Neurochem Res · 2016

Last updated 2026-05-28

In a mouse study, repeated electrical stimulation caused seizures, depression-like behavior, and memory problems. Giving the GLP-1 drug liraglutide at doses of 75 or 150 micrograms per kilogram reduced seizure severity, improved behavior, and helped restore normal brain chemical levels compared to untreated mice.
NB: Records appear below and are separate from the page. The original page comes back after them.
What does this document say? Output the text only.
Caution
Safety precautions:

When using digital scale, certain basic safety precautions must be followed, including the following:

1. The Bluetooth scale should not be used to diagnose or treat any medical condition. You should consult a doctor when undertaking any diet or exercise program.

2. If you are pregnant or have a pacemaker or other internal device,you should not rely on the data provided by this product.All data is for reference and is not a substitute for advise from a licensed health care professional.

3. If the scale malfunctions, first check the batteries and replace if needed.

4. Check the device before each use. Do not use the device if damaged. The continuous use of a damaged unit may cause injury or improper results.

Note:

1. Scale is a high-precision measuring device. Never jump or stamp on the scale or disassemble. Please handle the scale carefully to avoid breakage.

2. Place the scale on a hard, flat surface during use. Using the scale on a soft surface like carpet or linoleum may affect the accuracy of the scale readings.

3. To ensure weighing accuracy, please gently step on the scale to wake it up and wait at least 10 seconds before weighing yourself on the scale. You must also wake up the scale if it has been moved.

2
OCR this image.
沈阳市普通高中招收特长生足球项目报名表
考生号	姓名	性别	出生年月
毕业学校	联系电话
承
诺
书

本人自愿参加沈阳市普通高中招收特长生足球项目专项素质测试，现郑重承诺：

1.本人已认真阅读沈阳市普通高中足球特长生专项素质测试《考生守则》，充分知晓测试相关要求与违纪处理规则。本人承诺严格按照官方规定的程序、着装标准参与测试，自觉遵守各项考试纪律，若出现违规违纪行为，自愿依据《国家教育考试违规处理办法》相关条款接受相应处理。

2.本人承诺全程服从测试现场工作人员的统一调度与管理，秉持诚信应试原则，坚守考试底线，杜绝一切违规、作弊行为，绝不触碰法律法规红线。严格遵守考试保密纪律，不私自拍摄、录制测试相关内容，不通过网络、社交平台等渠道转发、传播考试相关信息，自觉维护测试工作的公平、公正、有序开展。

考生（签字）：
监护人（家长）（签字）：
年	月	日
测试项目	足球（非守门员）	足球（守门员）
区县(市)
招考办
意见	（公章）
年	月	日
AI summary of the abstract below.

JournalNeurochem Res, 2016
Citations26
Relative citation ratio1.31
NIH percentile60
Molecules liraglutide
Conditions studied Depression

Abstract

GLP-1 play important role in neuroprotection and GLP-1 receptor deficit mice showed decreased seizure threshold and increased cognitive impairment. Therefore, study was premeditated to investigate the effect of liraglutide (GLP-1 analogue) on cornel kindling epilepsy induced co-morbidities in mice. Corneal kindling was induced by electrical stimulation (6 mA, 50 Hz, 3 s); twice daily for 13 days. Liraglutide (75 and 150 µg/kg) and phenytoin (20 mg/kg) were administered in corneal kindled groups. On day 14, elevated plus maze, passive shock avoidance paradigms were performed, and on day 15, retention was taken. On day 16 tail suspension test were performed. On 20th day challenge test was performed with same electrical stimulation and retention was observed on elevated plus maze and passive avoidance paradigm. Animal were sacrificed on 21st day for biochemical (LPO, GSH, and nitrite) and neurochemical (GABA, glutamate, DA, NE, 5-HT and their metabolites) estimation. Electrical stimulation by corneal electrode for 13 days developed generalized clonic seizures, increased cognitive impairment, oxidative stress and neurochemical alteration in mice brain. Co-treatment with liraglutide (75 and 150 μg/kg) significantly prevented the seizure severity, restored behavioural activity, oxidative stress and restored the altered level of neurotransmitters observed in corneal kindled mouse.